By Del Quentin Wilber and Ivan Carter
Washington Post Staff Writers
Friday, December 22, 2006
Air travelers were stranded across the country yesterday as severe weather disrupted thousands of flights on one of the airlines' busiest days of the holiday season -- complicating plans of countless passengers trying to make it home for Christmas.
Travel was snarled by a major storm that dumped more than two feet of snow in Colorado and forced authorities to close the Denver airport for nearly two days.
Poor weather also struck overseas. London was hit with its worst fog in 15 years, causing a wave of flight cancellations.
United Airlines, which has a major hub in Denver, canceled 2,000 flights across its system since Wednesday. Other weather problems in the United States created additional delays that rippled through the country.
Low clouds, wind and rain hampered operations in Chicago and in the New York area. Flights into Chicago's O'Hare International Airport yesterday were delayed as much as four hours. Many flights into Newark or New York were backed up by more than one hour, Federal Aviation Administration officials said.
The air traffic tie-ups frustrated many passengers who were trying to get home for the holidays.
"I'd trade my laptop right now for a clean pair of pants," said Jared Keith, a business traveler who was stuck at Denver's downtown Marriott hotel. "The whole thing is aggravating," said Keith, who was on his way home to California to be with his wife and two young daughters. "I haven't been able to do any Christmas shopping -- I bought some things at the airport gift shops, but that's it."
The National Weather Service said that the snowstorm was expected to taper off by last night. But rain is expected to batter the East Coast early today and into tomorrow. Heavy showers, which could further delay flights, are forecast this morning in Atlanta, the location of the nation's busiest airport, the Weather Service reported.
Even if the weather were to clear up, the damage to holiday travel plans may have been done, analysts said.
An estimated 2.3 million passengers were expected to use airports yesterday, according to the Air Transport Association, a trade group that represents U.S. airlines. Another 2.2 million were expected to board planes today, the group said.
Many stranded passengers could have a hard time getting on other flights. Airlines and analysts said that most flights were already near capacity. That reduces the ability of carriers to rebook customers.
Travelers on United and Frontier airlines, which have major operations in Denver, could face the toughest time. United representatives said that it could be several days before they can get passengers to their destinations. Frontier has had to cancel 555 flights since Wednesday. Denver is the nation's fourth-busiest airport in terms of passenger traffic.
"This obviously is having a significant impact on our operations," said Megan McCarthy, a United spokeswoman. She said stranded passengers should not go to the airport unless they have a confirmed reservation on an operating flight.
Clay Foushee, an industry consultant, predicted that passengers "will see fallout from this for days" even after Denver reopens because airlines will have to get planes to the right places to handle the traffic.

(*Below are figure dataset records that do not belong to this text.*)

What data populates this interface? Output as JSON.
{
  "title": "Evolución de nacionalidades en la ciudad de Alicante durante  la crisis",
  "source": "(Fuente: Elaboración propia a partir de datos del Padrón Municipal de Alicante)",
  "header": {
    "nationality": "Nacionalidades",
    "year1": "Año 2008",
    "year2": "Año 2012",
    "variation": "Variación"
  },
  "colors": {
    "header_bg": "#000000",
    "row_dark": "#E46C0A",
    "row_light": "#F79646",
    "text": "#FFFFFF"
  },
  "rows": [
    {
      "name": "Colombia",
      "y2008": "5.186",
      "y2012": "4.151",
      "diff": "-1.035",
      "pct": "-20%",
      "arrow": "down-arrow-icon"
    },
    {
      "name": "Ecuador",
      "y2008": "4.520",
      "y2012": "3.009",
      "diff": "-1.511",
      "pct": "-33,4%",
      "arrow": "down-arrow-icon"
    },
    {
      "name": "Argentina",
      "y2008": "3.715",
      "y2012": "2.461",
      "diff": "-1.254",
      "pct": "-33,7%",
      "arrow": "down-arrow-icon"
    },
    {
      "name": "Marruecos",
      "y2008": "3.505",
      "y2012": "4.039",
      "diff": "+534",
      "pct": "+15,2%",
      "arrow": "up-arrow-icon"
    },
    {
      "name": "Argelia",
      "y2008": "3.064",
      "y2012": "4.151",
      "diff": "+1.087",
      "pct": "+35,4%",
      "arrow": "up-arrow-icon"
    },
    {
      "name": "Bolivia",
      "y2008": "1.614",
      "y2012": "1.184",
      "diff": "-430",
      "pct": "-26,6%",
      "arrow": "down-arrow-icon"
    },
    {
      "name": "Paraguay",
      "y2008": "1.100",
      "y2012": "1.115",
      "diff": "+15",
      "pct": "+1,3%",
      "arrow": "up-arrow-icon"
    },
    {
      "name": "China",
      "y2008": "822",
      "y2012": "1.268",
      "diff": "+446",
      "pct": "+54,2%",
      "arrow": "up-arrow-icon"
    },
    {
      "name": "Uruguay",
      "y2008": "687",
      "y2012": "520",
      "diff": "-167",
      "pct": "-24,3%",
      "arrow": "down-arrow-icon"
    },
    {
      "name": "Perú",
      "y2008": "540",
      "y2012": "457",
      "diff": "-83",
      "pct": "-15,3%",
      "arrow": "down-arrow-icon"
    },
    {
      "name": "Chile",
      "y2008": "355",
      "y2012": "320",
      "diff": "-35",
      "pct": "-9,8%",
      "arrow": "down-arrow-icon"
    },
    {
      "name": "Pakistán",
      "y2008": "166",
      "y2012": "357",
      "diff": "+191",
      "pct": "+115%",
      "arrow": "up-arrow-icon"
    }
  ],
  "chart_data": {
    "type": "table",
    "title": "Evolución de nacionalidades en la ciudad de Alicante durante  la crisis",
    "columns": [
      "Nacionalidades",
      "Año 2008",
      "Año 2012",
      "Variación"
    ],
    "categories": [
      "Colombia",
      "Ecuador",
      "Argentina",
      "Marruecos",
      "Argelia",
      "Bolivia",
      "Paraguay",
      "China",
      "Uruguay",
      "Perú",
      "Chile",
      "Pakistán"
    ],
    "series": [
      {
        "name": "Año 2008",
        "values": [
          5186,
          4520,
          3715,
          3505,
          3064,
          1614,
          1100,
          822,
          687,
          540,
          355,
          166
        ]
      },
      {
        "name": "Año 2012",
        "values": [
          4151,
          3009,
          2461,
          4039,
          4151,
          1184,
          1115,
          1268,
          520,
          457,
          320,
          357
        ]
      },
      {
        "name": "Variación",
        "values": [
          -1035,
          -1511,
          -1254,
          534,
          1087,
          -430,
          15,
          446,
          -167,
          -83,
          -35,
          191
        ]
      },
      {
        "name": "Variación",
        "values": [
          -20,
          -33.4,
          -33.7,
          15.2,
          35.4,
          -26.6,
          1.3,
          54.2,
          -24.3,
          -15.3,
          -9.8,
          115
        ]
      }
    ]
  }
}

"It's the domino effect," he added.
Passengers were also dealing with delay-related headaches in Minneapolis, where snow was moving in yesterday afternoon. "Denver is closed and Chicago is delay, delay, delay," said airport volunteer Jeri Friedman, who was busy directing weary travelers to quiet corners to ease their pain. "Some want to go to a hotel, some want to rest. That's the story of today."
One passenger was hoping to reach Italy for the holidays but first had to go through Chicago and London. His flight to O'Hare airport had been delayed four hours, and counting.
"I felt so bad for the guy," Friedman said. "God knows when he'll finally get to Milan and where his bags will end up."
John Becke, in town for company training, chose the way of Zen and beer to deal with the delays. His scheduled 3:30 p.m. flight to Chicago was delayed until at least 8 p.m. Seated at an airport bar with a tall Schell FireBrick Amber Lager, a flavorful local brew, he had his laptop open.
"It is what it is. What are you going to do?" asked Becke with a shrug. "I have a bite to eat. I have a beer. The company's paying for my dinner."
Staff writers Chris Kirkham in Washington and Peter Slevin in Minneapolis contributed to this report.